L’antiracisme peut-il être de banlieue?


L’antiracisme peut-il être de banlieue?

Marche de la Dignité

Octobre répond à octobre, janvier est l’écho de juin et la réplique d’avril. Au 17 succède un autre 17. Entre ces mois, entre ces dates, des années ont passé, parfois des décennies. Mais, pour les organisateurs, en l’occurrence des organisatrices, de la « Marche de la dignité », samedi à Paris, un même fil conducteur : les « violences policières », le « racisme d’Etat ». « Un mort tous les mois [en France] entre les mains de la police », affirme au micro, sûre de son fait, la fondatrice du collectif « Urgence notre police assassine », Amal Bentounsi. Elle est la sœur d’Amine Bentounsi, tué d’une balle dans le dos par un membre des forces de l’ordre, le 21 avril 2012 à Noisy-le-Sec, en Seine-Saint-Denis. La victime était un délinquant multirécidiviste, abattu alors qu’il était recherché pour n’avoir pas regagné sa cellule au terme d’une permission de sortie. Fin 2014, le tribunal de Bobigny renvoyait l’auteur du coup de feu mortel devant les assises, pour « violence volontaire ayant entraîné la mort sans intention de la donner », un grade en dessous du chef de mise en examen, « homicide volontaire ».

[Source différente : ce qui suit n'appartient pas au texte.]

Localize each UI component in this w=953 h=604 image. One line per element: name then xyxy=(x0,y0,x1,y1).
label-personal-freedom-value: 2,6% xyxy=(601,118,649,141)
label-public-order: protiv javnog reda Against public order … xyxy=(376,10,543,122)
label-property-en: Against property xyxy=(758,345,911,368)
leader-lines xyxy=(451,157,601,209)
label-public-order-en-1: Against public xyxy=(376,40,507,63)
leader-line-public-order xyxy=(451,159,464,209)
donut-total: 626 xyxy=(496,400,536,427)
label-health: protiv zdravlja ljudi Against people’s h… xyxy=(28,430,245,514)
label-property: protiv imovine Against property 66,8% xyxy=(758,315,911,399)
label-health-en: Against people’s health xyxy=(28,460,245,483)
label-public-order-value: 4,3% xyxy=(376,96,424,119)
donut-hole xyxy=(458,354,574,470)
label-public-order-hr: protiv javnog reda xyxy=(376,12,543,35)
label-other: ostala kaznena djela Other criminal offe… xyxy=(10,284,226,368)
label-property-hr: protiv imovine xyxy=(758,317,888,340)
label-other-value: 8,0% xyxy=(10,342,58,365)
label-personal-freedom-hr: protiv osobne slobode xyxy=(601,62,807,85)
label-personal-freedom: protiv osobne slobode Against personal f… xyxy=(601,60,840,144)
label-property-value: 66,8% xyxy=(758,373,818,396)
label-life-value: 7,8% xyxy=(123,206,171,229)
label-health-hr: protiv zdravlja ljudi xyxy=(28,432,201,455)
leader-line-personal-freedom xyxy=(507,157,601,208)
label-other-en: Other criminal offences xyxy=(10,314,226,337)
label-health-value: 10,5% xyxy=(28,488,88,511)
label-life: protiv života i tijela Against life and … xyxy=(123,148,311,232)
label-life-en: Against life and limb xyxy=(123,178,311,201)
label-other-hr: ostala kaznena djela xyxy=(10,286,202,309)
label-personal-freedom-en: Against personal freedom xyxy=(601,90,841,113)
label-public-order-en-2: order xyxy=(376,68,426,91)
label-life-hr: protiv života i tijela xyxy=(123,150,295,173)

Avant Amine Bentousni, il y avait eu Wissam el-Yamni, un chauffeur routier décédé le 9 janvier de la même année à Clermont-Ferrand après une interpellation policière, et avant encore, le 17 juin 2007, c’était la mort de Lamine Dieng, dans un fourgon de la police, à Paris, où il avait été placé suite à une dispute avec sa petite amie. Des « collectifs vérité et justice » se sont constitués après ces drames pour demander réparation. Ils ont défilé samedi jusqu’à la Bastille, partis de Barbès, quartier historique de l’immigration, en l’espèce plutôt algérienne, foyer de nostalgie qui compte toujours son lot de damnés de la terre. L’icône Frantz Fanon était de la marche, pancartes en noir et blanc comme au temps des rassemblements pour les droits civiques aux Etats-Unis, portées çà et là dans la petite foule – environ 5000 personnes – bien moins nombreuse que ne l’espéraient les initiatrices du mouvement. On avait là, regroupés sous une même bannière, la répression sanglante du 17 octobre 1961, les émeutes des banlieues de 2005 et tous les faits divers censés témoigner d’une dérive « raciste ».

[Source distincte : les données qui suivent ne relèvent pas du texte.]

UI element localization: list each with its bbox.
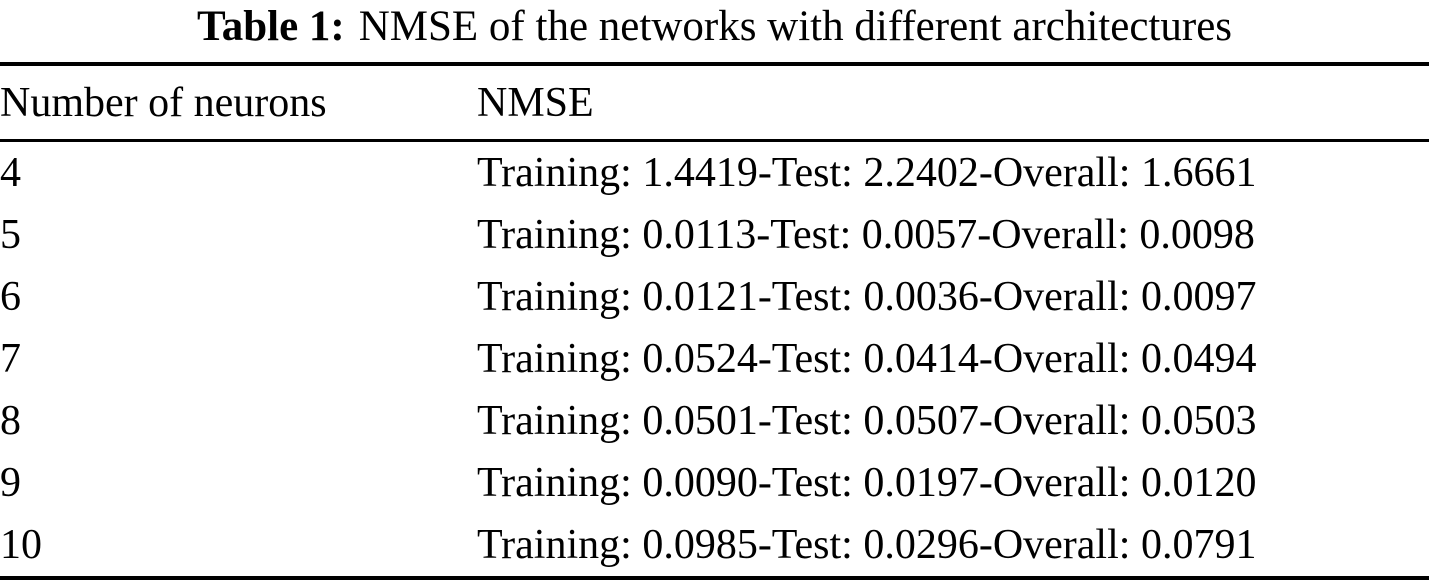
table-caption: Table 1: NMSE of the networks with differ… [0, 0, 1429, 52]
cell-neurons: 10 [0, 522, 42, 568]
nmse-table: Number of neurons NMSE 4 Training: 1.441… [0, 62, 1429, 580]
cell-nmse: Training: 0.0524-Test: 0.0414-Overall: 0… [477, 336, 1257, 382]
cell-nmse: Training: 1.4419-Test: 2.2402-Overall: 1… [477, 150, 1257, 196]
table-caption-text: NMSE of the networks with different arch… [358, 3, 1233, 50]
cell-neurons: 9 [0, 460, 21, 506]
table-caption-label: Table 1: [196, 3, 345, 50]
table-row: 9 Training: 0.0090-Test: 0.0197-Overall:… [0, 452, 1429, 514]
cell-nmse: Training: 0.0113-Test: 0.0057-Overall: 0… [477, 212, 1255, 258]
cell-neurons: 8 [0, 398, 21, 444]
cell-neurons: 4 [0, 150, 21, 196]
cell-neurons: 7 [0, 336, 21, 382]
cell-nmse: Training: 0.0501-Test: 0.0507-Overall: 0… [477, 398, 1257, 444]
table-row: 7 Training: 0.0524-Test: 0.0414-Overall:… [0, 328, 1429, 390]
column-header-number-of-neurons: Number of neurons [0, 64, 477, 142]
table-row: 4 Training: 1.4419-Test: 2.2402-Overall:… [0, 141, 1429, 205]
column-header-nmse: NMSE [477, 64, 1429, 142]
table-row: 8 Training: 0.0501-Test: 0.0507-Overall:… [0, 390, 1429, 452]
cell-neurons: 5 [0, 212, 21, 258]
cell-nmse: Training: 0.0985-Test: 0.0296-Overall: 0… [477, 522, 1257, 568]
table-row: 10 Training: 0.0985-Test: 0.0296-Overall… [0, 514, 1429, 578]
table-header-row: Number of neurons NMSE [0, 64, 1429, 142]
cell-neurons: 6 [0, 274, 21, 320]
cell-nmse: Training: 0.0090-Test: 0.0197-Overall: 0… [477, 460, 1257, 506]
table-row: 6 Training: 0.0121-Test: 0.0036-Overall:… [0, 266, 1429, 328]
table-row: 5 Training: 0.0113-Test: 0.0057-Overall:… [0, 204, 1429, 266]
cell-nmse: Training: 0.0121-Test: 0.0036-Overall: 0… [477, 274, 1257, 320]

C’est donc, principalement, conscients d’une « continuité historique » entre ces « crimes d’Etat » inspirés par une « politique coloniale et néo-coloniale » qu’ils dénoncent, que beaucoup ont pris part à cette marche. Un « appel » avait été rédigé par un « collectif » de femmes, signé, notamment, par l’Américaine Angela Davis, « marraine de la Marche », et le théologien musulman suisse Tariq Ramadan. La « Marche de la dignité » se veut l’héritière, 32 ans après, de la « Marche pour l’égalité et contre le racisme » de 1983, dite aussi « Marche des beurs », restée célèbre et d’où naquit, dans les ors de l’Elysée, SOS Racisme« SOS merguez », comme l’appelait avec mépris une manifestante, samedi.

Marche de la Dignité

La marche du 31 octobre 2015 se veut en « rupture » avec l’antiracisme « institutionnel ». « Aujourd’hui je vous le dis, annonçait Amal Bentounsi aux manifestants : si vous êtes noirs, arabes, roms, zadistes, eh bien vous pouvez mourir entre les mains de la police. Aujourd’hui, vous ne ferez plus sans nous, mais avec nous. » « De Zyed à Rémi, désarmons la police », invitait une banderole, qui tissait un lien politique et comme fraternel entre la mort de Zyed Benna, l’un des deux adolescents décédés dans l’enceinte d’un transformateur électrique au terme d’une course-poursuite avec la police à Clichy-sous-Bois le 27 octobre 2005, et celle de Rémi Fraisse, le jeune opposant au barrage de Sivens, blessé mortellement le 26 octobre 2014 par une grenade offensive lancée par un gendarme mobile.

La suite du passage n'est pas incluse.